Mono and MS: New Research Deepens Link

Infectious mononucleosis (IM) with confirmed Epstein-Barr virus (EBV) was associated with a more than threefold increase in incident multiple sclerosis (MS), a population-based retrospective study showed.

Over follow-up periods of 6 to 8 years, MS developed in 0.17% of people with EBV-positive IM compared with 0.07% of people in a referent group without IM (adjusted HR 3.14, 95% CI 1.18-8.34), reported Jennifer St. Sauver, PhD, of the Mayo Clinic in Rochester, Minnesota, and colleagues.

The study followed 4,721 people with IM who had serologic evidence of EBV infection and 14,163 people without evidence of IM, St. Sauver and colleagues wrote in Neurology Open Evidence.

“Mononucleosis is a relatively uncommon illness, but developing strategies to prevent infection with the virus that causes this disease could help us to lower the number of MS cases in the future,” St. Sauver said in a statement.

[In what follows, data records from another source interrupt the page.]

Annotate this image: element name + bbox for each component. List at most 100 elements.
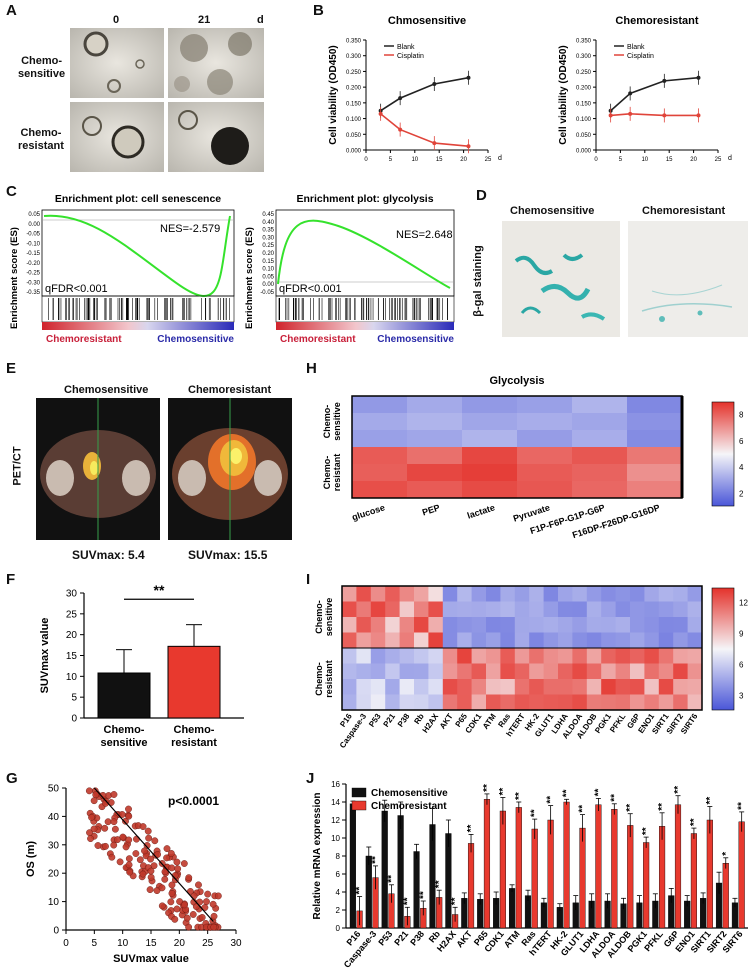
data-point [608,113,613,118]
heatmap-cell [572,632,588,649]
heatmap-cell [442,617,458,633]
y-tick-label: 0 [336,924,341,933]
y-tick-label: 0.200 [346,86,362,92]
heatmap-cell [414,632,429,649]
colorbar-label: 6 [739,437,744,446]
y-axis-label: Enrichment score (ES) [9,227,20,329]
heatmap-cell [414,679,429,695]
x-tick-label: 20 [460,157,467,163]
y-axis-label: Cell viability (OD450) [328,45,339,144]
panel-label-e: E [6,360,17,377]
scatter-point [173,858,181,866]
x-tick-label: 10 [411,157,418,163]
heatmap-cell [572,396,628,414]
y-tick-label: 0.20 [262,251,274,257]
y-tick-label: -0.15 [26,251,40,257]
heatmap-cell [514,679,530,695]
colorbar-label: 8 [739,410,744,419]
x-tick-label: 25 [485,157,492,163]
heatmap-cell [586,617,602,633]
significance-marker: ** [154,585,165,598]
colorbar [711,401,735,507]
group-label-right: Chemosensitive [157,334,234,345]
heatmap-cell [462,430,518,448]
x-tick-label: 20 [690,157,697,163]
y-tick-label: 16 [331,780,340,789]
scatter-point [161,875,169,883]
scatter-point [161,868,169,876]
column-label: glucose [351,502,386,522]
scatter-os-suvmax: 0 10 20 30 40 50 0 5 10 15 20 25 30 SUVmax value OS (m… [25,784,242,966]
panel-label-i: I [306,571,311,588]
heatmap-cell [514,632,530,649]
y-tick-label: 20 [66,630,78,641]
panel-e-ylabel: PET/CT [11,446,24,486]
heatmap-cell [428,694,444,711]
column-label: PFKL [608,712,627,734]
heatmap-cell [399,663,415,680]
heatmap-cell [414,648,429,664]
heatmap-cell [370,586,386,602]
y-tick-label: 0.40 [262,220,274,226]
heatmap-cell [558,663,573,680]
heatmap-cell [462,464,518,482]
heatmap-cell [627,430,683,448]
legend-label: Cisplatin [627,53,654,60]
x-axis-label: SUVmax value [113,953,189,965]
heatmap-cell [658,617,674,633]
y-tick-label: -0.05 [26,232,40,238]
heatmap-cell [407,464,463,482]
bar-chemoresistant [659,826,666,929]
heatmap-cell [644,632,660,649]
x-tick-label: 5 [389,157,393,163]
heatmap-cell [630,663,645,680]
colorbar-label: 3 [739,691,744,700]
heatmap-cell [356,679,372,695]
y-tick-label: 0.350 [576,39,592,45]
significance-marker: ** [514,792,525,800]
y-tick-label: 15 [66,651,78,662]
bar-chemosensitive [381,810,388,929]
y-tick-label: 0.100 [346,117,362,123]
heatmap-cell [342,632,357,649]
heatmap-cell [399,679,415,695]
scatter-point [110,841,118,849]
heatmap-cell [615,632,631,649]
heatmap-cell [517,430,573,448]
bar-chemosensitive [413,851,420,929]
significance-marker: ** [482,784,493,792]
column-label: ATM [481,712,498,731]
scatter-point [185,923,193,931]
group-label-left: Chemoresistant [46,334,122,345]
column-label: PEP [421,502,441,517]
y-tick-label: 0.350 [346,39,362,45]
heatmap-cell [644,617,660,633]
heatmap-cell [399,586,415,602]
x-category-label: P38 [408,929,426,948]
scatter-point [94,842,102,849]
heatmap-cell [342,617,357,633]
heatmap-cell [457,617,473,633]
heatmap-cell [615,601,631,618]
y-tick-label: 0.050 [576,133,592,139]
heatmap-cell [558,648,573,664]
nes-value: NES=-2.579 [160,223,220,235]
x-category-label: sensitive [100,737,147,749]
scatter-point [173,905,181,913]
heatmap-cell [500,663,516,680]
heatmap-cell [428,601,444,618]
heatmap-cell [687,617,703,633]
scatter-point [158,884,166,892]
heatmap-cell [457,679,473,695]
y-tick-label: -0.05 [260,290,274,296]
scatter-point [90,797,98,805]
scatter-point [147,855,154,863]
heatmap-cell [385,632,401,649]
significance-marker: * [721,852,732,856]
chart-b-chemoresistant: Chemoresistant 0.000 0.050 0.100 0.150 0.200 0… [558,15,732,163]
heatmap-cell [572,617,588,633]
heatmap-cell [457,648,473,664]
y-tick-label: -0.35 [26,290,40,296]
data-point [432,82,437,86]
heatmap-cell [529,663,545,680]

A landmark study in 2022 showed that MS risk increased 32-fold among U.S. military recruits who had evidence of prior EBV infection. While seroprevalence studies indicate that EBV infection is nearly universal, MS remains relatively rare in the general population, St. Sauver and co-authors observed.

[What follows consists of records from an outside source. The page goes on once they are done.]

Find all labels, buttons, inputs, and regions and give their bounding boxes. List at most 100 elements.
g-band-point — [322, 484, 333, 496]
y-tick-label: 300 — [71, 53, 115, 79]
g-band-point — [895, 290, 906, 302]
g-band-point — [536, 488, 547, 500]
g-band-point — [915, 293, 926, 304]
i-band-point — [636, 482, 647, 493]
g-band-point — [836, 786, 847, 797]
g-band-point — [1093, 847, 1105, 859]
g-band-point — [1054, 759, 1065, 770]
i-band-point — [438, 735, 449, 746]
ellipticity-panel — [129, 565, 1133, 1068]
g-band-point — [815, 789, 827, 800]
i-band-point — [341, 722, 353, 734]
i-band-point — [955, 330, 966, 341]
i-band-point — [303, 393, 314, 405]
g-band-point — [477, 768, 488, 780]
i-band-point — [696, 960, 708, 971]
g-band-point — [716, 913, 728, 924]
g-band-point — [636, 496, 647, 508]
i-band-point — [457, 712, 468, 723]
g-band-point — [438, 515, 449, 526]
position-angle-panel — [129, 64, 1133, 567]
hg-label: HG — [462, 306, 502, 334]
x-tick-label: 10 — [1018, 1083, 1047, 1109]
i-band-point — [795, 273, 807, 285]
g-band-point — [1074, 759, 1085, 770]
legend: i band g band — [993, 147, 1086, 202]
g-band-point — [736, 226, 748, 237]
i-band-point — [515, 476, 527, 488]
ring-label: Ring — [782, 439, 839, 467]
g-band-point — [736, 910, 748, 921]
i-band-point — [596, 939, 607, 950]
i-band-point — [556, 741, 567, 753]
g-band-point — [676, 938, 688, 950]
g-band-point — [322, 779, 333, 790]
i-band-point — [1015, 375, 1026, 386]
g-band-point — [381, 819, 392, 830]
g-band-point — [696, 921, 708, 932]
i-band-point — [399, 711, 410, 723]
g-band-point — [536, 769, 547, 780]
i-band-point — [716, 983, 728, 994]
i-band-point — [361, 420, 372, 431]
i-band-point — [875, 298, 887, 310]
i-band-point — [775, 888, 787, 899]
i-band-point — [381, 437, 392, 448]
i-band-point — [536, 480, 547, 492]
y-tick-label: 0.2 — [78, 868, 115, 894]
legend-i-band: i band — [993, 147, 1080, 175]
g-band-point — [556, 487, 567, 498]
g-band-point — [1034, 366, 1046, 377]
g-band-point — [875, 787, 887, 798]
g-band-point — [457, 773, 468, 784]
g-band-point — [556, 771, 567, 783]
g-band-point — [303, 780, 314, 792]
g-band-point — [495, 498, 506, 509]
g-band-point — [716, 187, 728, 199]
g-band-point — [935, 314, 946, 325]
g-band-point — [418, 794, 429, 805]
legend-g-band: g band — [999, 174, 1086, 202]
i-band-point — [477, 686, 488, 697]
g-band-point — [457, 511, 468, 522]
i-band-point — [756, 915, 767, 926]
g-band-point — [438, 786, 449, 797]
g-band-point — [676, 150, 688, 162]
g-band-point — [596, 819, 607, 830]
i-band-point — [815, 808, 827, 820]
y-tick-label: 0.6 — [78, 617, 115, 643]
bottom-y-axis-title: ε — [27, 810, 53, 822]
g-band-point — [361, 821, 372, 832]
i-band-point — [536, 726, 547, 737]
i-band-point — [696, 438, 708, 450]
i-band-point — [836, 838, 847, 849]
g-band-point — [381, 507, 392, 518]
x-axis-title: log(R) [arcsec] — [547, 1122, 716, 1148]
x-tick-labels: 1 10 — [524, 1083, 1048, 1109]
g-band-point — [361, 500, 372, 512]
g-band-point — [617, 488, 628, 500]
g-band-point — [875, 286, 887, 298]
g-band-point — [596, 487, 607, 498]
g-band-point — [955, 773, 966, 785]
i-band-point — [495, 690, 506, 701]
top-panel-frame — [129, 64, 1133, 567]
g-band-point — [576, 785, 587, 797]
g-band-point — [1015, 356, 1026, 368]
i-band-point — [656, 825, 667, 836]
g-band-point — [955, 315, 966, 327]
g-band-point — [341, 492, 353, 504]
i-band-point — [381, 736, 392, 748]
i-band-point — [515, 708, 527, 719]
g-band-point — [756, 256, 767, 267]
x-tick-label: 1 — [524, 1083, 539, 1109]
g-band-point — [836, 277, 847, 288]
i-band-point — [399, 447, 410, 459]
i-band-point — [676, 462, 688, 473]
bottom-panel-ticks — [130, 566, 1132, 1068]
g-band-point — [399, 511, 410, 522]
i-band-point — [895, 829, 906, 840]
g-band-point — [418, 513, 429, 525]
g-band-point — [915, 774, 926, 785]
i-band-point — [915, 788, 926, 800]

“Thus, EBV infection seems to be a necessary, but not sufficient, trigger for MS, with additional genetic and environmental health factors likely determining which individuals are at the highest risk of developing disease,” they wrote.

EBV infection may result in IM, a relatively uncommon respiratory illness with an estimated incidence of 42-104 cases per 100,000 people, mainly in adolescents and young adults, the researchers noted. Whether immune responses that lead to IM also play a role in MS is unknown.

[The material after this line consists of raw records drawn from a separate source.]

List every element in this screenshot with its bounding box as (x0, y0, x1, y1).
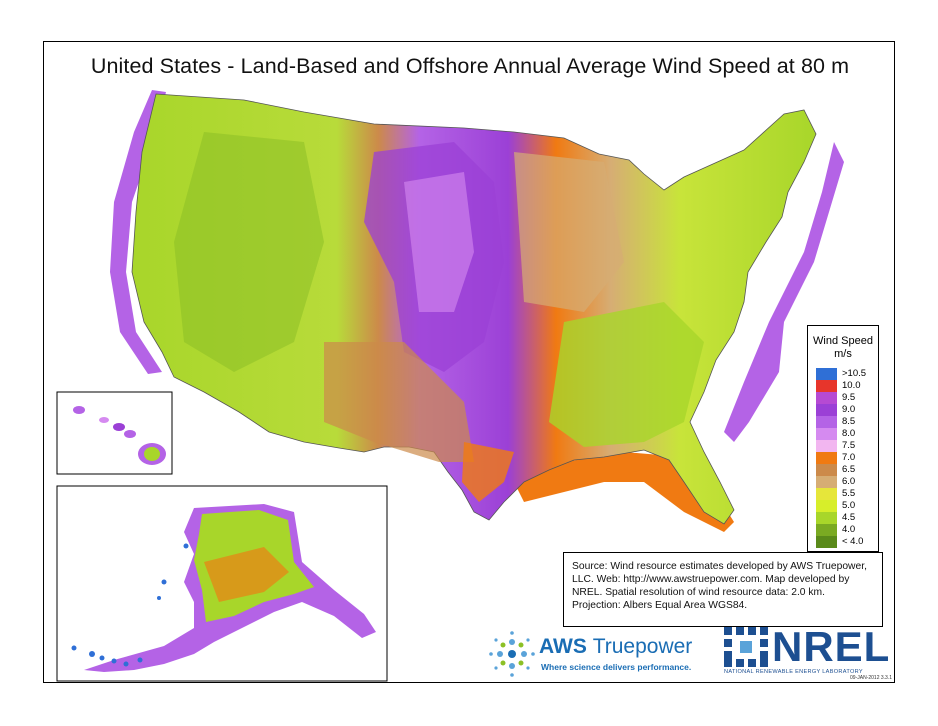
legend-item: 10.0 (808, 380, 878, 392)
alaska-texture (204, 547, 289, 602)
rocky-green (174, 132, 324, 372)
legend-label: < 4.0 (842, 536, 864, 547)
west-coast-offshore (110, 90, 166, 374)
legend-swatch (816, 380, 837, 392)
aws-dots-icon (489, 631, 535, 677)
legend-unit: m/s (834, 348, 852, 360)
source-note: Source: Wind resource estimates develope… (563, 552, 883, 627)
legend-swatch (816, 404, 837, 416)
legend-item: < 4.0 (808, 536, 878, 548)
legend-swatch (816, 452, 837, 464)
legend-swatch (816, 464, 837, 476)
nrel-logo-subtitle: NATIONAL RENEWABLE ENERGY LABORATORY (724, 669, 863, 675)
legend-label: 5.0 (842, 500, 856, 511)
legend-swatch (816, 524, 837, 536)
legend-item: 4.5 (808, 512, 878, 524)
midwest-tan (514, 152, 624, 312)
nrel-logo-word: NREL (772, 623, 891, 670)
nrel-grid-icon (724, 627, 768, 667)
legend-item: 9.5 (808, 392, 878, 404)
legend-item: 6.5 (808, 464, 878, 476)
legend-title: Wind Speed (813, 335, 873, 347)
legend-label: >10.5 (842, 368, 867, 379)
legend-swatch (816, 368, 837, 380)
legend-swatch (816, 488, 837, 500)
southwest-orange (324, 342, 474, 462)
legend-swatch (816, 476, 837, 488)
legend-item: 8.5 (808, 416, 878, 428)
legend-label: 9.0 (842, 404, 856, 415)
aws-logo-name: AWS Truepower (539, 635, 693, 658)
nrel-logo: NREL NATIONAL RENEWABLE ENERGY LABORATOR… (724, 623, 894, 682)
legend-item: 7.0 (808, 452, 878, 464)
southeast-green (549, 302, 704, 447)
legend-label: 9.5 (842, 392, 856, 403)
legend-rows: >10.5 10.0 9.5 9.0 8.5 8.0 7.5 7.0 6.5 6.0 5.5 5.0 4… (808, 368, 878, 548)
texas-coast-orange (462, 442, 514, 502)
us-wind-map (56, 90, 844, 682)
legend-swatch (816, 536, 837, 548)
legend-item: 8.0 (808, 428, 878, 440)
legend-swatch (816, 512, 837, 524)
legend-swatch (816, 500, 837, 512)
legend-item: 9.0 (808, 404, 878, 416)
plains-pink-core (404, 172, 474, 312)
legend-item: >10.5 (808, 368, 878, 380)
aleutian-islands (71, 543, 189, 667)
legend-item: 5.0 (808, 500, 878, 512)
legend-label: 6.0 (842, 476, 856, 487)
map-frame: United States - Land-Based and Offshore … (43, 41, 895, 683)
aws-truepower-logo: AWS Truepower Where science delivers per… (487, 630, 717, 678)
legend-label: 8.5 (842, 416, 856, 427)
map-title: United States - Land-Based and Offshore … (90, 54, 850, 78)
legend-label: 4.0 (842, 524, 856, 535)
aws-logo-tagline: Where science delivers performance. (541, 662, 692, 672)
legend-item: 7.5 (808, 440, 878, 452)
date-code: 09-JAN-2012 3.3.1 (850, 675, 892, 681)
legend-label: 7.5 (842, 440, 856, 451)
legend-label: 8.0 (842, 428, 856, 439)
wind-speed-legend: Wind Speed m/s >10.5 10.0 9.5 9.0 8.5 8.0 7.5 7… (807, 325, 879, 552)
legend-item: 6.0 (808, 476, 878, 488)
legend-item: 5.5 (808, 488, 878, 500)
legend-label: 4.5 (842, 512, 856, 523)
legend-swatch (816, 440, 837, 452)
legend-swatch (816, 416, 837, 428)
hawaii-islands (73, 406, 166, 465)
legend-label: 6.5 (842, 464, 856, 475)
legend-swatch (816, 392, 837, 404)
legend-label: 10.0 (842, 380, 861, 391)
legend-label: 7.0 (842, 452, 856, 463)
east-coast-offshore (724, 142, 844, 442)
legend-label: 5.5 (842, 488, 856, 499)
legend-item: 4.0 (808, 524, 878, 536)
legend-swatch (816, 428, 837, 440)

Previous research has suggested that people with IM have a two- to threefold increased risk of later developing MS. However, these studies frequently lacked laboratory confirmation of EBV-positive IM or relied on billing codes to identify MS, raising concerns about misclassification.

To address this, St. Sauver and colleagues studied individuals with a diagnosis code for IM who had laboratory confirmation that EBV was the causative agent. They compared incident MS cases in this group with an age-matched and sex-matched referent population.

Participants were part of the Rochester Epidemiology Project in Minnesota and Wisconsin from 1998 to 2022. The sample included 55% females, and more than 70% of all participants were younger than 20 years old.

Median follow-up was 6 years for people with EBV-positive IM and 8 years for the referent group. All potential cases of MS were verified through expert review of medical records.

During follow-up, MS developed in eight individuals with EBV-positive IM and in 10 referents. Five additional cases of central nervous system inflammatory disorders were identified during chart review, including three in the EBV-positive IM cohort; these were not included in the analyses.

The results highlight the need for further research into ways to prevent EBV infection, St. Sauver said. “Preventing these infections could reduce the overall burden of MS,” she suggested. “While MS is relatively rare, it carries the risks of significant disability and high treatment costs, and it usually develops when people are in their prime years of working and raising families.”

The analysis had several limitations, the researchers acknowledged. The study cohort was largely from Minnesota and most participants were white. Additional cases of MS linked to EBV-IM might emerge beyond the 6- to 8-year follow-up window, they noted.

Evolving laboratory tests and coding systems meant that EBV results and IM diagnoses were not readily available before 1998. Consequently, some EBV-positive IM cases in the referent group may have been overlooked, St. Sauver and co-authors pointed out.

Clinical trials are underway to further explore the relationship between EBV and MS. One trial is testing whether an investigational EBV vaccine can reduce relapse activity in people with MS; another is assessing the effect of antiviral therapies on EBV replication in MS patients.